Rearrangement of the Diels-Alder product obtained from a 1-hydrazinodiene allows easy access to complex decalin ring systems, such as that in the natural product ilicicolin H. Alloc = allyloxy carbonyl.

The use of 1-hydrazinodienes in the Diels-Alder reaction is adding a new twist to the well-studied reaction: The cycloaddition product may be driven to rearrange, according to research by Princeton University chemistry professor Erik J. Sorensen. The new reactivity offers synthetic chemists a different way to plan the use of Diels-Alder reactions in complex syntheses. It also allows construction of complex bicyclic systems from easily made building blocks.

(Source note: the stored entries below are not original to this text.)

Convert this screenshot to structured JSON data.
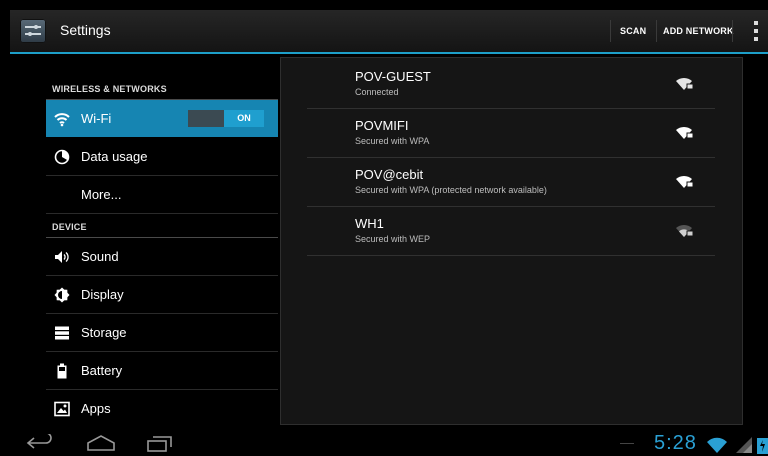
{
  "app": {
    "title": "Settings"
  },
  "actions": {
    "scan": "SCAN",
    "add_network": "ADD NETWORK"
  },
  "colors": {
    "accent": "#1d9fc9",
    "selected": "#1685b2",
    "clock": "#2aa0d4"
  },
  "categories": {
    "wireless": "WIRELESS & NETWORKS",
    "device": "DEVICE"
  },
  "sidebar": {
    "wifi": {
      "label": "Wi-Fi",
      "icon": "wifi-icon",
      "toggle": "ON"
    },
    "data_usage": {
      "label": "Data usage",
      "icon": "data-usage-icon"
    },
    "more": {
      "label": "More..."
    },
    "sound": {
      "label": "Sound",
      "icon": "speaker-icon"
    },
    "display": {
      "label": "Display",
      "icon": "brightness-icon"
    },
    "storage": {
      "label": "Storage",
      "icon": "storage-icon"
    },
    "battery": {
      "label": "Battery",
      "icon": "battery-icon"
    },
    "apps": {
      "label": "Apps",
      "icon": "apps-icon"
    }
  },
  "networks": [
    {
      "ssid": "POV-GUEST",
      "status": "Connected"
    },
    {
      "ssid": "POVMIFI",
      "status": "Secured with WPA"
    },
    {
      "ssid": "POV@cebit",
      "status": "Secured with WPA (protected network available)"
    },
    {
      "ssid": "WH1",
      "status": "Secured with WEP"
    }
  ],
  "statusbar": {
    "time": "5:28"
  }
}
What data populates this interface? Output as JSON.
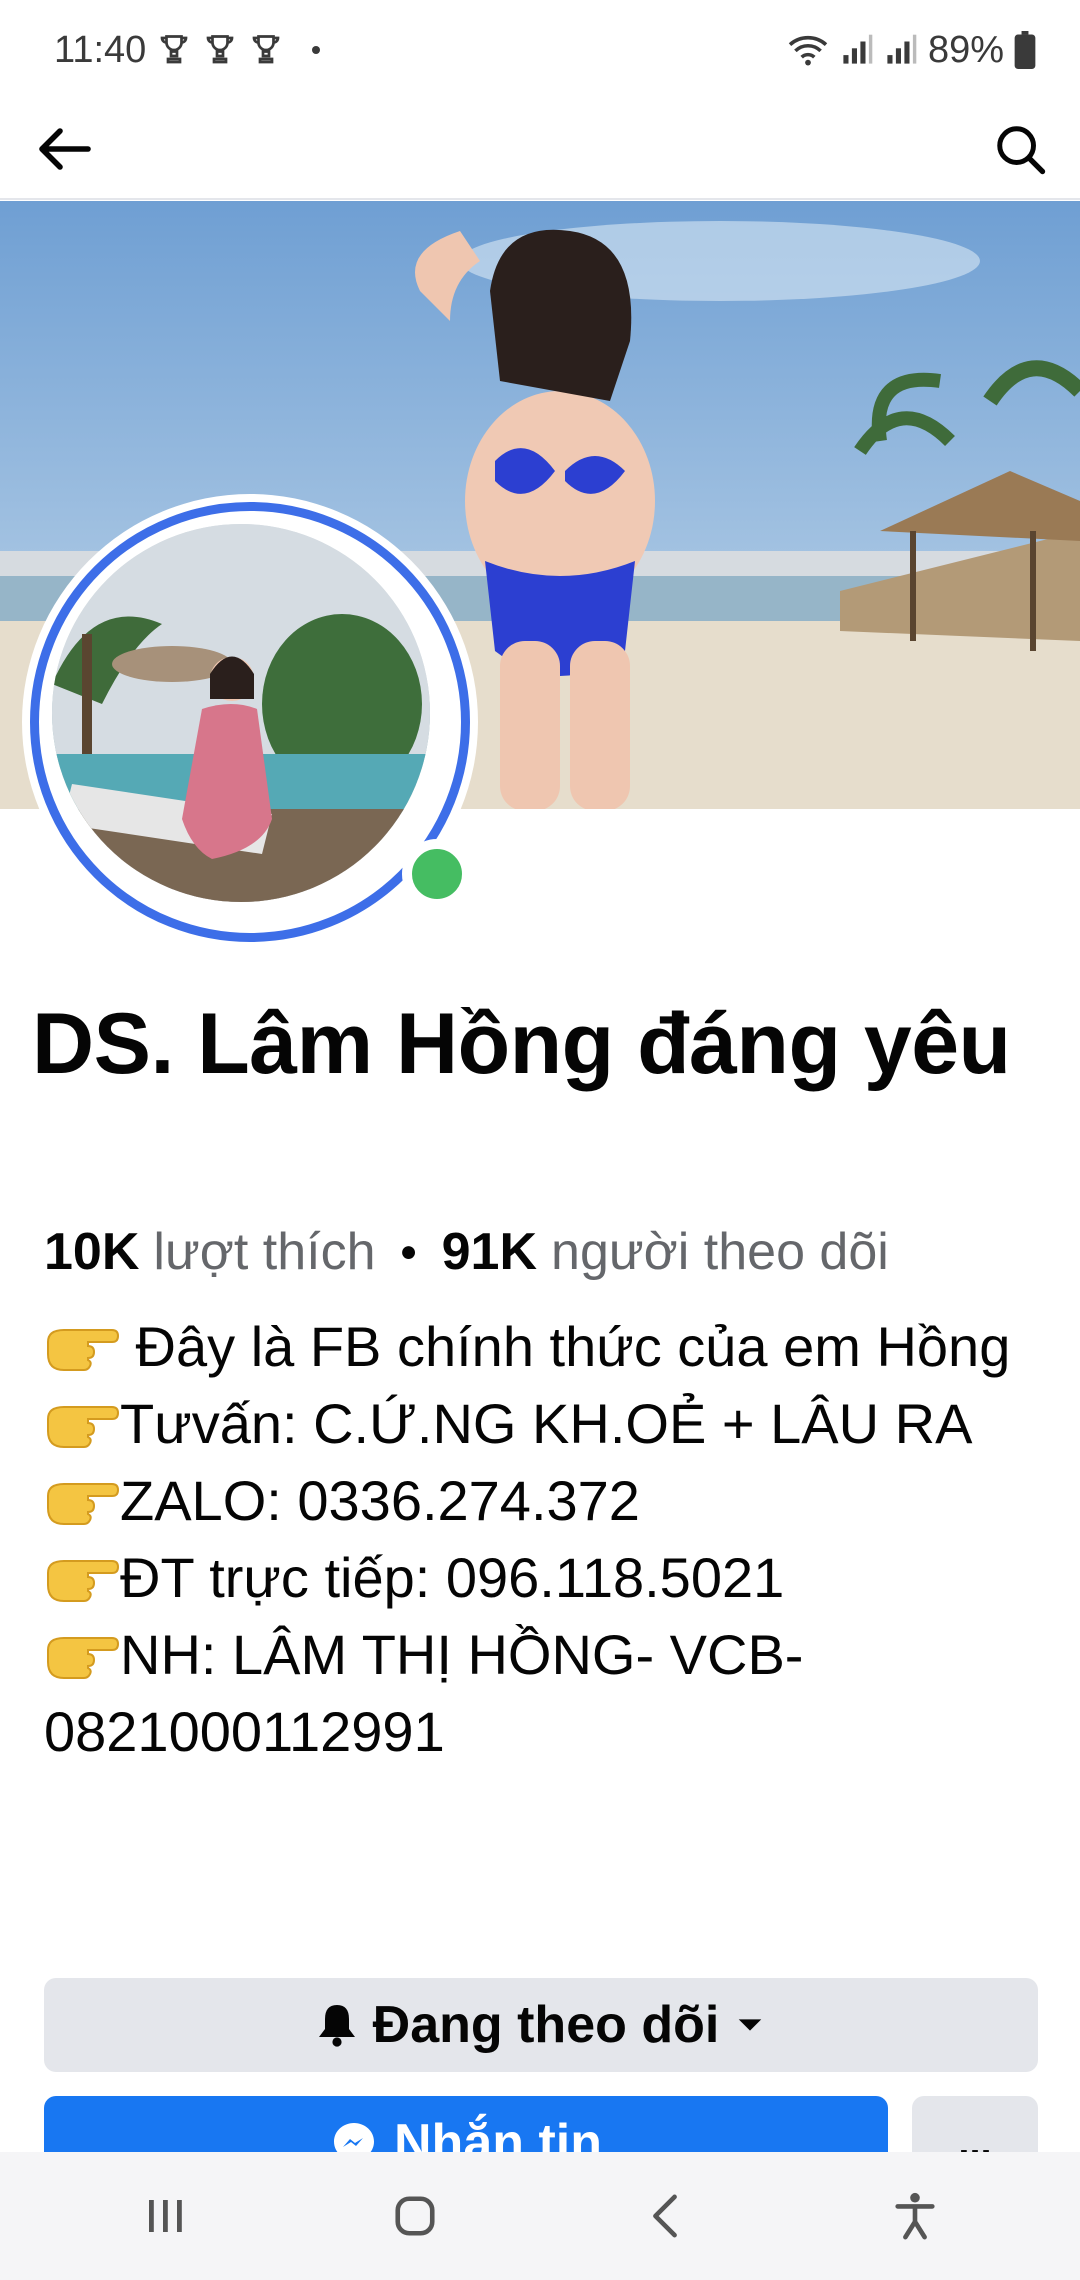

The cycloaddition of a nitrogen-protected 1-hydrazinodiene with an olefin forms the usual Diels-Alder product, according to Sorensen. When the groups on nitrogen are removed, the Diels-Alder product rearranges. Sorensen and his coworkers believe the rearrangement is triggered by an allylic diazene intermediate, which is not isolated or even observed. The rearrangement expels a nitrogen molecule and selectively forms a new stereocenter two carbon atoms away from the carbon atom that loses N2. In this way, Sorensen has shown that stereochemically complex cyclohexenes and bicyclic systems can be accessed through the Diels-Alder reaction more easily than through alternative strategies.

Sorensen plans to apply this chemistry to the synthesis of the antifungal natural product ilicicolin H. A key step in the first total synthesis of this compound is an intramolecular Diels-Alder reaction to stereoselectively construct a trans-decalin with four stereogenic centers. Although the reaction is straightforward, the polyunsaturated substrate is laborious to prepare, he told C&EN. He hopes to replace that reaction with an intermolecular Diels-Alder step using reactants that are much easier to prepare. With postdocs Glenn M. Sammis and Eric Flamme and graduate student Hao Xie, Sorensen has laid the foundation for this alternative approach through studies with a model system.

Although 1-hydrazinodienes are easy to prepare, they have not been described in the chemical literature before. Sorensen is preparing a manuscript describing the synthesis and reactivity of the new dienes. "Our aim is to contribute a family of 1-hydrazinodienes that can benefit chemists wishing to use the Diels-Alder reaction in novel ways."